According to research from Ohio State University professor Carl Zulauf, crop prices received by farmers in 2009 were roughly 318% of the prices received for those same crops in 1948, while input prices were roughly 882% of the 1948 benchmark (Figure 1).
Meanwhile, Iowa State University economist Don Hofstrand looked at specific price and cost increases since 2000 as the modern corn ethanol industry really started taking shape across the Corn Belt. The average Iowa corn price in 2000, he noted, was $1.78/bu., and by 2012, it had reached $6.67/bu.
"However, a significant portion of this increase has been offset by higher production costs," he cautioned. "Seed cost per acre has more than tripled. ... The cost of fertilizer and lime per acre has also tripled."
Hofstrand tracked costs for seed, fertilizer, crop protection products, labor and other critical inputs from 2000 through 2012 and found that per-acre production costs in Iowa have grown more than 121%, reaching $777 per acre last year. Seed costs, he noted, grew from $30 per acre in 2000 to more than $100 last season.
Similarly, diesel fuel costs have increased, as has the cost of liquefied propane necessary for grain drying. Cash rents in Iowa have, not surprisingly, more than doubled since 2000.
The two economists found that while production costs have trended almost uniformly higher, farmers have been able to offset some of those increases through increased productivity.
Gauging costs on a per-bushel basis, Hofstrand pointed out that the cost per bushel of production was relatively low in both 2004 and 2009 due to extremely large average corn yields. Costs of producing last year's drought-drained crop, on the other hand, exceeded $5/bu.
Zulauf also pointed out that farmers can afford to pay more for inputs as the productivity of those inputs increases because more output is generated per unit of input.

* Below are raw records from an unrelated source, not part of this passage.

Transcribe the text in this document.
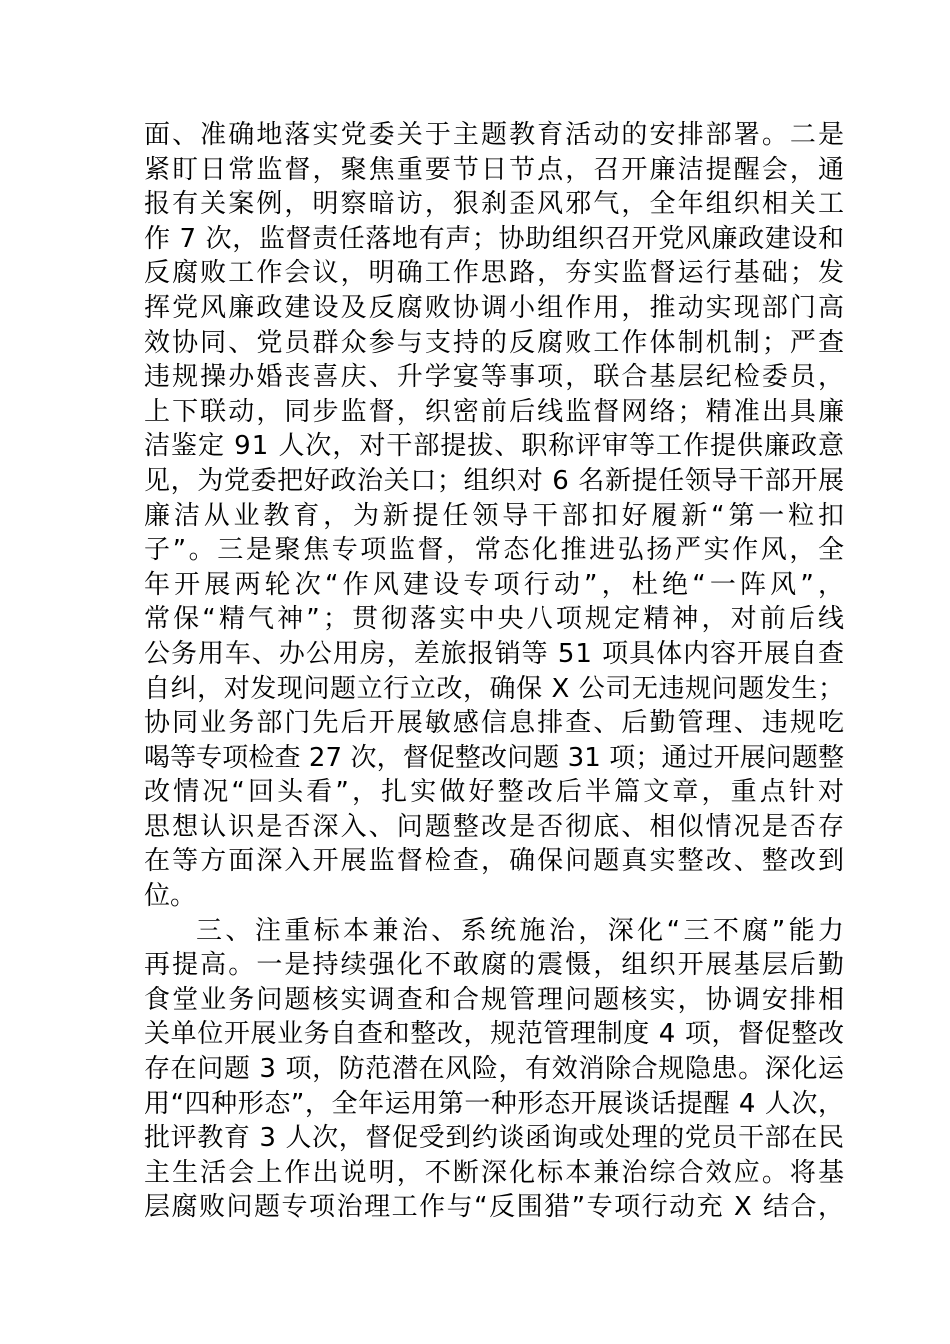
面、准确地落实党委关于主题教育活动的安排部署。二是
紧盯日常监督，聚焦重要节日节点，召开廉洁提醒会，通
报有关案例，明察暗访，狠刹歪风邪气，全年组织相关工
作 7 次，监督责任落地有声；协助组织召开党风廉政建设和
反腐败工作会议，明确工作思路，夯实监督运行基础；发
挥党风廉政建设及反腐败协调小组作用，推动实现部门高
效协同、党员群众参与支持的反腐败工作体制机制；严查
违规操办婚丧喜庆、升学宴等事项，联合基层纪检委员，
上下联动，同步监督，织密前后线监督网络；精准出具廉
洁鉴定 91 人次，对干部提拔、职称评审等工作提供廉政意
见，为党委把好政治关口；组织对 6 名新提任领导干部开展
廉洁从业教育，为新提任领导干部扣好履新“第一粒扣
子”。三是聚焦专项监督，常态化推进弘扬严实作风，全
年开展两轮次“作风建设专项行动”，杜绝“一阵风”，
常保“精气神”；贯彻落实中央八项规定精神，对前后线
公务用车、办公用房，差旅报销等 51 项具体内容开展自查
自纠，对发现问题立行立改，确保 X 公司无违规问题发生；
协同业务部门先后开展敏感信息排查、后勤管理、违规吃
喝等专项检查 27 次，督促整改问题 31 项；通过开展问题整
改情况“回头看”，扎实做好整改后半篇文章，重点针对
思想认识是否深入、问题整改是否彻底、相似情况是否存
在等方面深入开展监督检查，确保问题真实整改、整改到
位。
三、注重标本兼治、系统施治，深化“三不腐”能力
再提高。一是持续强化不敢腐的震慑，组织开展基层后勤
食堂业务问题核实调查和合规管理问题核实，协调安排相
关单位开展业务自查和整改，规范管理制度 4 项，督促整改
存在问题 3 项，防范潜在风险，有效消除合规隐患。深化运
用“四种形态”，全年运用第一种形态开展谈话提醒 4 人次，
批评教育 3 人次，督促受到约谈函询或处理的党员干部在民
主生活会上作出说明，不断深化标本兼治综合效应。将基
层腐败问题专项治理工作与“反围猎”专项行动充 X 结合，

Improved seed genetics and trait products are one example of this concept: Prices have risen steadily, but the perceived quality of the product and resulting yields have improved as well.
Adjusting crop prices received and input costs paid for historical increases in productivity, crop prices and farm input prices largely track with one another (Figure 2).
"In other words, the increasing productivity of farm inputs largely explains the larger increase in farm input prices relative to the prices paid to farms for crops," Zulauf explained.
Several implications of these findings exist: Among them are potential changes in U.S. farm policy relative to the farm safety net.
Zulauf suggested that the data show that farm policy conceivably could move toward a safety net with temporary supports that are phased out over time as those supports will not translate into higher input prices.
Likewise, Hofstrand concluded that if corn prices continue to climb, input costs will continue to rise as well to "fill the gap between cost and price."
"If production input costs don't rise sufficiently to fill this gap, cash rental rates will fill it due to competition among farmers for farmland," he summarized. "Moreover, the current generous revenue insurance program reduces the need for a risk premium in the profit structure of corn production, allowing corn farmers to bid cropland rents even higher."